I want after a user request to be sure that certain objects are stored in a Postgres database, even if before the request some of the objects were there.

The only way I can do this with django, not talking about raw sql, is with "for obj in objects: Model.objects.get_or_create(obj)". It works, but creates several INSERTs, and is hence suboptimal.

I cannot use bulk_create(), which squeezes all the INSERTs to a single one, as it does not work, if any of the to-be-inserted rows was already in the database.

In Postgresql this can be achieved by sending "INSERT ... ON CONFLICT DO NOTHING".

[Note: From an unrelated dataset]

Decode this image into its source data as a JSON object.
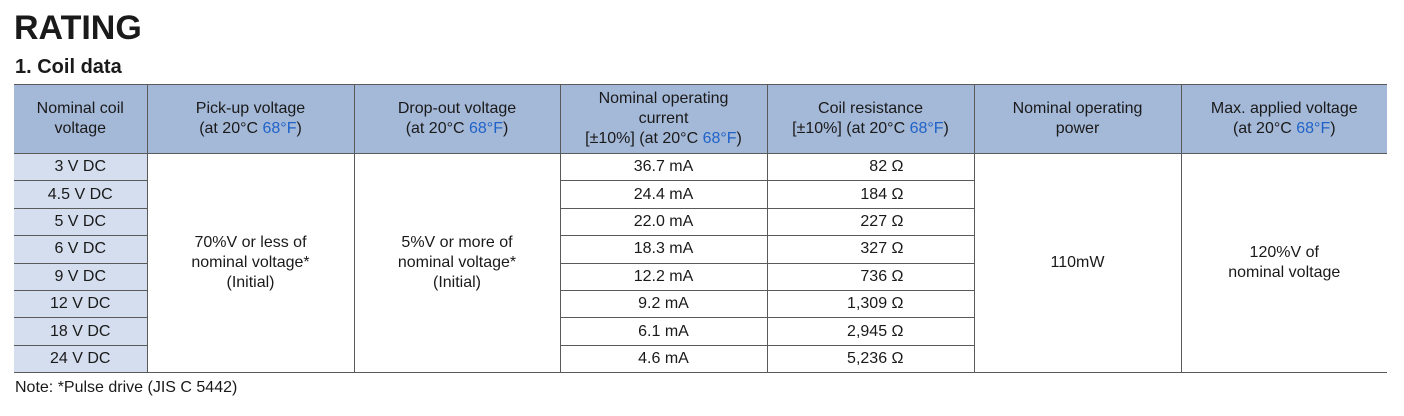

I propose changing the interface of QuerySet.bulk_create to accept one more parameter on_conflict, that can be a string e.g. "DO NOTHING" or Q-objects (which could be used to implement ON CONFLICT DO UPDATE SET ... WHERE ...

def bulk_create(self, objs, batch_size=None, on_conflict=None): ...

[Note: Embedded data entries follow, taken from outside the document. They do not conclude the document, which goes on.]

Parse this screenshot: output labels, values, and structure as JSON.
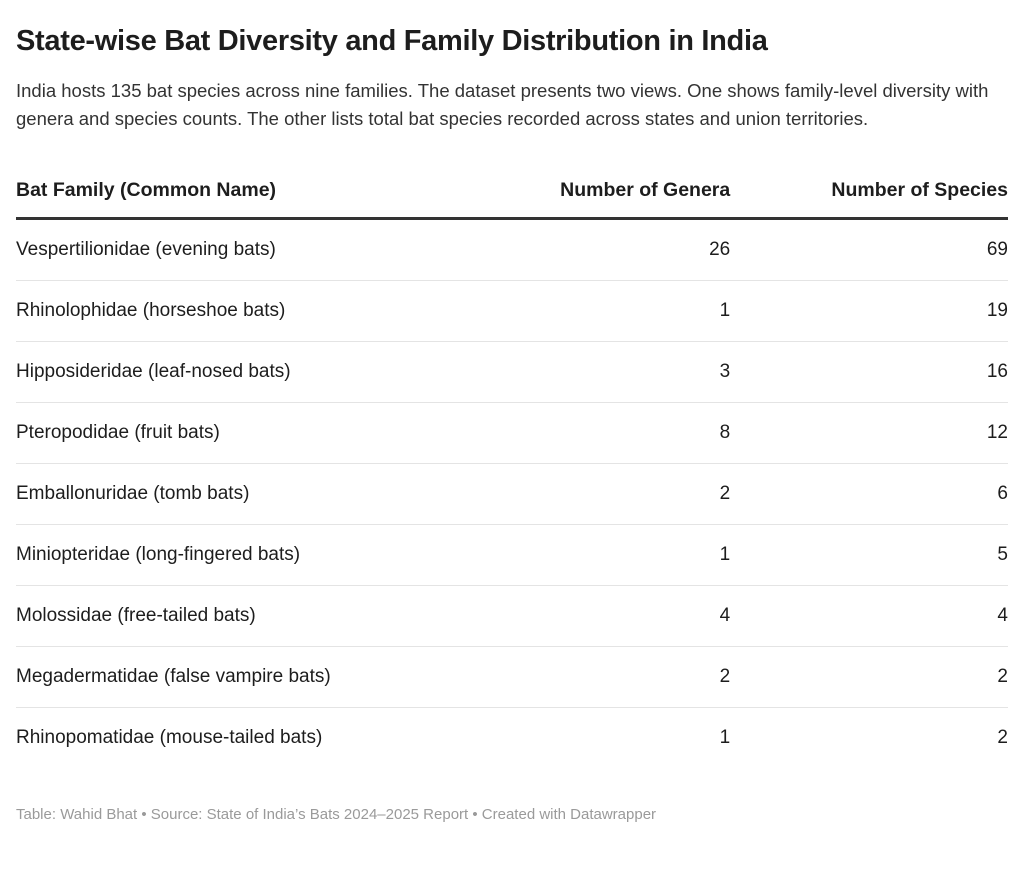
{
  "page": {
    "title": "State-wise Bat Diversity and Family Distribution in India",
    "description": "India hosts 135 bat species across nine families. The dataset presents two views. One shows family-level diversity with genera and species counts. The other lists total bat species recorded across states and union territories.",
    "footer": "Table: Wahid Bhat • Source: State of India’s Bats 2024–2025 Report • Created with Datawrapper"
  },
  "chart_data": {
    "type": "table",
    "title": "State-wise Bat Diversity and Family Distribution in India",
    "columns": [
      "Bat Family (Common Name)",
      "Number of Genera",
      "Number of Species"
    ],
    "rows": [
      {
        "family": "Vespertilionidae (evening bats)",
        "genera": "26",
        "species": "69"
      },
      {
        "family": "Rhinolophidae (horseshoe bats)",
        "genera": "1",
        "species": "19"
      },
      {
        "family": "Hipposideridae (leaf-nosed bats)",
        "genera": "3",
        "species": "16"
      },
      {
        "family": "Pteropodidae (fruit bats)",
        "genera": "8",
        "species": "12"
      },
      {
        "family": "Emballonuridae (tomb bats)",
        "genera": "2",
        "species": "6"
      },
      {
        "family": "Miniopteridae (long-fingered bats)",
        "genera": "1",
        "species": "5"
      },
      {
        "family": "Molossidae (free-tailed bats)",
        "genera": "4",
        "species": "4"
      },
      {
        "family": "Megadermatidae (false vampire bats)",
        "genera": "2",
        "species": "2"
      },
      {
        "family": "Rhinopomatidae (mouse-tailed bats)",
        "genera": "1",
        "species": "2"
      }
    ],
    "layout": {
      "value_alignment": "right",
      "header_rule_color": "#333333",
      "row_rule_color": "#e4e4e4"
    },
    "totals_note": "135 bat species across nine families"
  },
  "colors": {
    "text": "#1d1d1d",
    "body_text": "#333333",
    "muted": "#9a9a9a",
    "background": "#ffffff"
  }
}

What are the arguments against or in favour?

The further, bulk_create() does not send post_save signal, because it is difficult to implement with the standard backends, except with postgresql.

I propose extending the implementation to send the signal:

https://code.djangoproject.com/ticket/28641#comment:1

when Postgresql is used. I assume there a no users, who want to get a (post_save) signal on save() but not on bulk_create().

Combining ON CONFLICT DO NOTHING with sending post_save gets however nasty, as "INSERT ... ON CONFLICT DO NOTHING RETURNING id;" does not return anything on unchanged rows, hence the system knows at the end how much rows were changed, but not which, so it cannot determine for which objects to send post_save. At least I have not found a way how to figure out which rows were inserted/not inserted.

However, this can be achieved by RETURNING * and then comparing the returned objects to the sent objects, eventually making bulk_create() return the objects actually inserted in the database.

These changes will allow a switch to a single INSERT on Postgresql.